La premessa alla quale ora si é accennato (la netta distinzione tra il regime vigente fino alla legge di modifica dell'ordinamento giudiziario militare di pace del 7 maggio 1981, n. 180 ed il regime da ritenere vigente dopo la stessa legge) e, in conseguenza, le predette conclusioni vanno accolte: la strada da perseguire per giungere a queste ultime non può tuttavia esser quella esclusivamente interpretativa, come proposto dall'Avvocatura ma, in accoglimento delle richieste delle ordinanze di rimessione, la parziale dichiarazione d'incostituzionalità della norma impugnata.
2. - Poiché l'art. 1 della legge n. 742 del 1969, letteralmente, prescrive la sospensione dei termini processuali nel periodo feriale nei giudizi promossi innanzi alle giurisdizioni "ordinarie" ed "amministrative", si deve qui accennare a due questioni, solo nella consapevolezza delle quali é dato intraprendere l'esame delle richieste contenute nelle ordinanze di rimessione.
La prima: la distinzione tra giurisdizioni "ordinarie" e "speciali" non trova fondamento in esplicite determinazioni di diritto positivo; essa é delineata dalla dottrina e dalla giurisprudenza sulla base di note certamente desunte dal diritto positivo ma "scelte" dall'interprete in funzione di orientamenti non positivamente rigorosi né controllabili attraverso espresse dichiarazioni della Costituzione o del legislatore ordinario. E non é consentito servirsi di schemi dommatici predeterminati per interpretare positive disposizioni di legge (quale la norma impugnata): l'inversione metodologica sarebbe fin troppo evidente. Qual é, infatti, la nozione di "giurisdizione ordinaria" e, correlativamente, quella di "giurisdizione speciale" alla quale ha fatto riferimento il legislatore del 1969 allorché ha disposto la sospensione dei termini processuali relativi alle giurisdizioni ordinarie ed amministrative?

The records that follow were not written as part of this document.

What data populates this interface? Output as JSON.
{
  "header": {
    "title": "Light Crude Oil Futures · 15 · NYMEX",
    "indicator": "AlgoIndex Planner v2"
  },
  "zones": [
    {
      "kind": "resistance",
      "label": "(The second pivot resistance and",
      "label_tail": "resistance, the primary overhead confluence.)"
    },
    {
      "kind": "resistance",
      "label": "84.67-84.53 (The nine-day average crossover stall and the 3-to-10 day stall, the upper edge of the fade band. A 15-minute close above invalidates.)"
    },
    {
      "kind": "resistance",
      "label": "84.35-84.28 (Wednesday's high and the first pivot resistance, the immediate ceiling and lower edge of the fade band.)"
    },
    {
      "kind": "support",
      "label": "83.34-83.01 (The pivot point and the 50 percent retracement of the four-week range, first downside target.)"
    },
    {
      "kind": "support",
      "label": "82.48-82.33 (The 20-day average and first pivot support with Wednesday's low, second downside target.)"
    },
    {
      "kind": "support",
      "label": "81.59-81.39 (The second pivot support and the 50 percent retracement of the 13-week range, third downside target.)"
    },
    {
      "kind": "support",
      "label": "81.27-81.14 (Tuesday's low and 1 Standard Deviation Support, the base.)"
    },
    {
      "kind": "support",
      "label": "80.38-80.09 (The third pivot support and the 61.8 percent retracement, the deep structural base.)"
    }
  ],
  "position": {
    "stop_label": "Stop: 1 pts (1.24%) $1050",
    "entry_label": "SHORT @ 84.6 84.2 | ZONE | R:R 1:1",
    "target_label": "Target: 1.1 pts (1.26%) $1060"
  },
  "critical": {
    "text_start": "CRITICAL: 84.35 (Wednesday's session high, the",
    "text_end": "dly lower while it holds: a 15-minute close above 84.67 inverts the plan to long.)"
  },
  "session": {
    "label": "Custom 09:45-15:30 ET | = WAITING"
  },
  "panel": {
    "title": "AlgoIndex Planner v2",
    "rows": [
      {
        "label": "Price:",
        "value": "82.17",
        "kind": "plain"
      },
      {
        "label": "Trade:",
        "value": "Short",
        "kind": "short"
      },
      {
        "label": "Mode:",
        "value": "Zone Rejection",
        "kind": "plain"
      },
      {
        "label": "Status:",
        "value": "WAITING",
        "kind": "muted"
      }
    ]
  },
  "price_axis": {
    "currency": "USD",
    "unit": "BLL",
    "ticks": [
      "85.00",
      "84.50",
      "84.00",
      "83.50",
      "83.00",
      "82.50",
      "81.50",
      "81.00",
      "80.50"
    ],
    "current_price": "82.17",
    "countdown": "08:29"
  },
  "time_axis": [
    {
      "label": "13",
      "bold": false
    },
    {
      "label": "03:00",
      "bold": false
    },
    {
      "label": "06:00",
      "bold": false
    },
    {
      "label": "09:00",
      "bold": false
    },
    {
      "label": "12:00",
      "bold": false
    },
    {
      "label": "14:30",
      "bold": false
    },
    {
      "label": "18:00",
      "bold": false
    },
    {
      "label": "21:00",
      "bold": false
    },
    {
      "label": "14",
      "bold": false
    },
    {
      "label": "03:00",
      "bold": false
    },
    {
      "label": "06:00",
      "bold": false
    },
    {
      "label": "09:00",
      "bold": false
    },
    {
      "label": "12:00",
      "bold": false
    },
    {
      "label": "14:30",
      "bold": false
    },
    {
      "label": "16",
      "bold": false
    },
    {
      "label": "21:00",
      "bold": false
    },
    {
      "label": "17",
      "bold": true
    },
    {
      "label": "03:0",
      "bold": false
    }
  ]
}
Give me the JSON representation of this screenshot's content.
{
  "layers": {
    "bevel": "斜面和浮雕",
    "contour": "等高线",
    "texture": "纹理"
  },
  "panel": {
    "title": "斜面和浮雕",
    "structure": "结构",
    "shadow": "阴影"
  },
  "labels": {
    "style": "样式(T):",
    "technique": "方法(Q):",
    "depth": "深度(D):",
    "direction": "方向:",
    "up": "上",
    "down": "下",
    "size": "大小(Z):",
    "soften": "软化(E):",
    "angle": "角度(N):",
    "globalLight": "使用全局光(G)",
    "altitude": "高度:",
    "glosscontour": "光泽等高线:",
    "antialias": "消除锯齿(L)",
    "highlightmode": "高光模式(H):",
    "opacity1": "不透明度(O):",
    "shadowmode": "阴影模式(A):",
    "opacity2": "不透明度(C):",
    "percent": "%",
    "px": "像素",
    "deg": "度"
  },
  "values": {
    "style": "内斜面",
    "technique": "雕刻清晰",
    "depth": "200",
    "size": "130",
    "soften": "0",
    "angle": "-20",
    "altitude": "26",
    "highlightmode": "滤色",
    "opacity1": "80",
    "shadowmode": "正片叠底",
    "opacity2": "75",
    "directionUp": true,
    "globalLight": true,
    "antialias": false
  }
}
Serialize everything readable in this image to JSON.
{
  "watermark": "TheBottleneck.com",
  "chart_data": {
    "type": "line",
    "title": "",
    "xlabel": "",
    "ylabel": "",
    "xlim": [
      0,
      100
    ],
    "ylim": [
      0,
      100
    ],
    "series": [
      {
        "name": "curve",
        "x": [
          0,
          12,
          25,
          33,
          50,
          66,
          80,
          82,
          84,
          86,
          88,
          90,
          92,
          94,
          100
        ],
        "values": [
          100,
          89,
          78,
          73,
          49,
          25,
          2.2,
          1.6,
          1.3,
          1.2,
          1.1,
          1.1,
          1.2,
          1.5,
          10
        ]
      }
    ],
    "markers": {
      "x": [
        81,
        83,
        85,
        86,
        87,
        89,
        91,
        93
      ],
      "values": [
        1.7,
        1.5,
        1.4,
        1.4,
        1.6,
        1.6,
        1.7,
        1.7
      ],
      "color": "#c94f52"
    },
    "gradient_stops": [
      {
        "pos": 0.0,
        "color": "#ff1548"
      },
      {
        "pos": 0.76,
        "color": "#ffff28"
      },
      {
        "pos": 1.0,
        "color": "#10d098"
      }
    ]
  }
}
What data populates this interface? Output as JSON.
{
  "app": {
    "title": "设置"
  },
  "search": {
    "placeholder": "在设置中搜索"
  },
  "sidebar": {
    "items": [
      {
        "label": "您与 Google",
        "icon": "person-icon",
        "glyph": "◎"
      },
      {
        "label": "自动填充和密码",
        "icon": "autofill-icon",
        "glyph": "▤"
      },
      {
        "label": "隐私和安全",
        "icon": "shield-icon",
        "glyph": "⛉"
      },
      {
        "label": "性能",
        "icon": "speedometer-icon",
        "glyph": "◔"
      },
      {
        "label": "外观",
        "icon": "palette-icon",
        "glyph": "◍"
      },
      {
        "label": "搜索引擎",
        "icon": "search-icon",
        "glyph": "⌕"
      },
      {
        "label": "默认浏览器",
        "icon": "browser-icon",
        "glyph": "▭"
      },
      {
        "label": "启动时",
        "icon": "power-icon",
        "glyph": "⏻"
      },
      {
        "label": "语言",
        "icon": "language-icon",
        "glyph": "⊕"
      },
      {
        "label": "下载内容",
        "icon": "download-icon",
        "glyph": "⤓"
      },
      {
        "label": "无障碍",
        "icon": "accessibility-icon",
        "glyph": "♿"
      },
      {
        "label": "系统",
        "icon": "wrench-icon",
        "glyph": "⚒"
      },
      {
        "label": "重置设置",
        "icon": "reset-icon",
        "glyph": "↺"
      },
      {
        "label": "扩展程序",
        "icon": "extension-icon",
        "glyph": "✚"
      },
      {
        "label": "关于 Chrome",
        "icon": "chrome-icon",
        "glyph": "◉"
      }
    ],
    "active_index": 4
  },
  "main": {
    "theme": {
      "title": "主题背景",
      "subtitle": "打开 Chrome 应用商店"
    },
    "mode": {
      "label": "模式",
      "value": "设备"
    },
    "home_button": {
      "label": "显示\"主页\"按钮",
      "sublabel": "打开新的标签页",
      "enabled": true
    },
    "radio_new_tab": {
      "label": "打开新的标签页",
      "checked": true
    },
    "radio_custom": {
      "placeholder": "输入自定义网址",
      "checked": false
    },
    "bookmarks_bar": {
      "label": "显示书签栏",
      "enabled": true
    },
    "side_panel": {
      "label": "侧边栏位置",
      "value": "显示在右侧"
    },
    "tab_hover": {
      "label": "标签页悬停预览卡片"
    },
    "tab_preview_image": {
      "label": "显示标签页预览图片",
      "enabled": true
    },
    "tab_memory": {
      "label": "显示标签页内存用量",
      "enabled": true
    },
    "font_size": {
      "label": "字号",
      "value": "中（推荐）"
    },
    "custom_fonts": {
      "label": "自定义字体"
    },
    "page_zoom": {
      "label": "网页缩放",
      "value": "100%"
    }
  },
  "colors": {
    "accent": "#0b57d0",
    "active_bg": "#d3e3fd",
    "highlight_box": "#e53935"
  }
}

La seconda questione attiene alla storia della nozione di "giurisdizione speciale", prima e dopo la Costituzione. É stato già sottolineato da questa Corte, con la sentenza n. 76 del 1961, che il criterio discretivo tra "giurisdizione ordinaria" (in particolare "sezioni specializzate" della giurisdizione ordinaria) e "giurisdizioni speciali", già in passato d'ardua determinazione, é divenuto, in seguito all'entrata in vigore della Costituzione repubblicana, "ancora più incerto", avendo questa esteso alle giurisdizioni speciali preesistenti alcuni dei caratteri che si consideravano propri di quella ordinaria. Prima dell'avvento della Costituzione, infatti, mancando indicazioni precise in ordine agli elementi essenziali del concetto generale di "giurisdizione" (elementi senza dei quali, ovviamente, non si configurano "giurisdizioni speciali") gli organi "giudicanti" sprovvisti dei requisiti, che, di volta in volta, dottrina e giurisprudenza assegnavano alla "giurisdizione ordinaria", venivano compresi nella "giurisdizione speciale". La Costituzione repubblicana (che non poteva guardare con favore alle "giurisdizioni speciali", appunto perché spesso carenti dei requisiti che dottrina e giurisprudenza precedenti erroneamente ritenevano essenziali alla "giurisdizione ordinaria" ma che, invece, costituivano elementi caratterizzanti lo stesso generale concetto "costituzionale" di giurisdizione) nell'estendere (anche) alle giurisdizioni speciali qualificazioni che prima venivano considerate proprie della sola "giurisdizione ordinaria", ha aggravato l'incertezza della distinzione tra "giurisdizione ordinaria" e "giurisdizioni speciali". Sicché, già nel 1969 era davvero arduo determinare se e fino a che punto taluni organi, già in precedenza definiti di giurisdizione "speciale", potessero considerarsi conformi a Costituzione ed insieme, ancora, di giurisdizione "speciale". Man mano che alcuni organi di giurisdizione speciale si conformavano alla Costituzione venivano a perdere almeno alcuni dei caratteri che avevano determinato la loro inclusione tra gli organi di giurisdizione speciale.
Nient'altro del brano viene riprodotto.